Worse, the Trans-Pacific Partnership Agreement currently being negotiated by Australia, along with several other regional and South American countries and the US, may see many of the more draconian provisions defeated in the ACTA established in treaty form, including an extension of the power to compel ISPs to disclose personal information for an even wider range of online activities — for example, if you visited a site associated with copyright violations (which may even include YouTube).

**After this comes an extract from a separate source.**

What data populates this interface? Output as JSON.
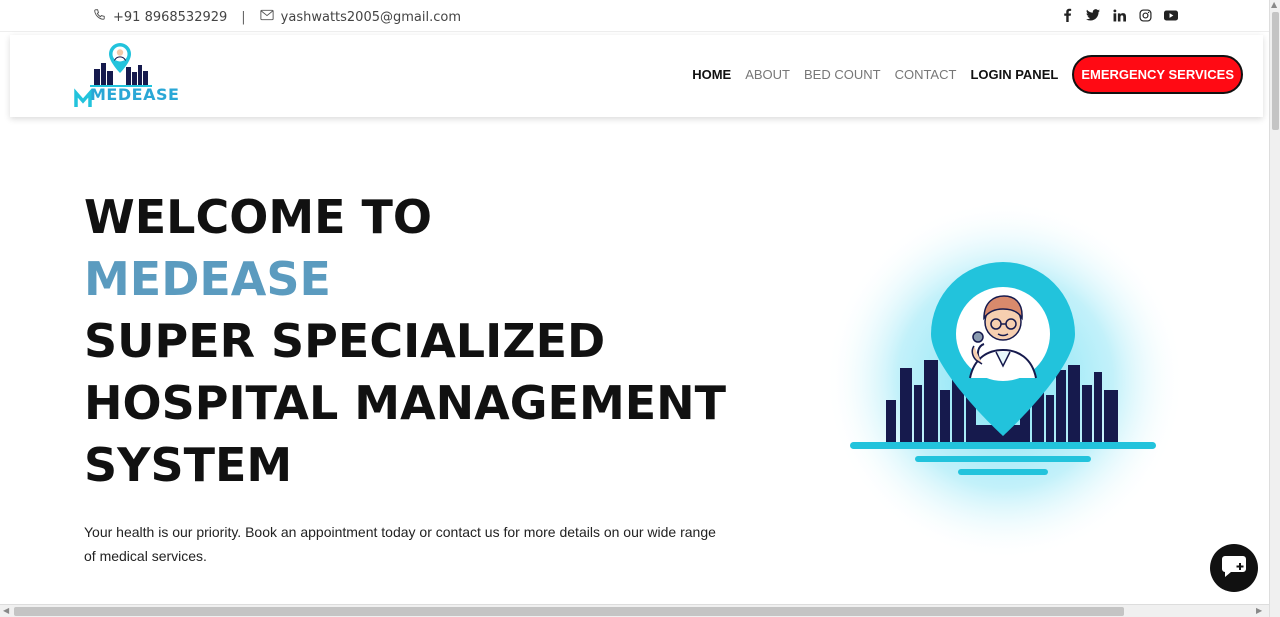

A spokesman for Attorney-General Robert McClelland told Crikey “neither the ACTA nor the currently negotiated TPP focus on private, non-commercial activities of individuals. There is no provision in the ACTA which provides for border authorities to search travellers’ baggage for IPR infringing goods or their personal electronic devices for IPR infringing downloads. There is no final text for the TPP as negotiations are still underway. However, the Government would not support text which goes further than the ACTA in this regard.”
The government has also ignored the most important elements of the Australian Law Reform Commission’s privacy report from August 2008, which recommended a major overhaul of our approach to privacy. In particular, its recommendation for the establishment of a statutory right to privacy — which would be vehemently opposed by the mainstream media — is remains in limbo. A spokeswoman for O’Connor told Crikey “the ALRC’s recommendation for a statutory right to privacy is yet to be responded to by the Government. The ALRC made 295 recommendations covering a very broad range of privacy and information matters. The Government’s response is in two parts. The first stage response to 197 recommendations is well progressed and the Government is preparing draft legislation to implement the proposed changes. The second stage of the Government’s response will consider the remaining 98 recommendations, including the proposed statutory right to privacy.”
As I’ve previously noted, a continued and studied refusal by our parliaments to entertain a right to privacy may well see our courts follow British judges down the path of creating a court-driven right to privacy via superinjunctions, and that is in no one’s interests except those of powerful corporations. British PM David Cameron recently joined the chorus about Parliament-made privacy laws over judge-made laws.
There’s another ALRC recommendation that’s also in the second tranche of ALRC recommendations yet to be respond to. You can bet the Government will not accept it, and will have 100% bipartisan support in doing so. The report recommended that the current exemption of political parties from the Privacy Act be removed.
This would have real implications for the major parties’ database on every voter — Labor’s Electrac and the Liberals’ Feedback are massive resources with information on every registered voter. The removal of the exemption would allow you and I to see what the parties have on us, and how they use it. And you can bet, despite Brendan O’Connor’s warning, that they scour social media for information voters to add to it.
This government gets points for being more serious about privacy than its predecessors, but it’s hardly in a position to lecture the likes of Sony about their casual disregard of privacy and transparency.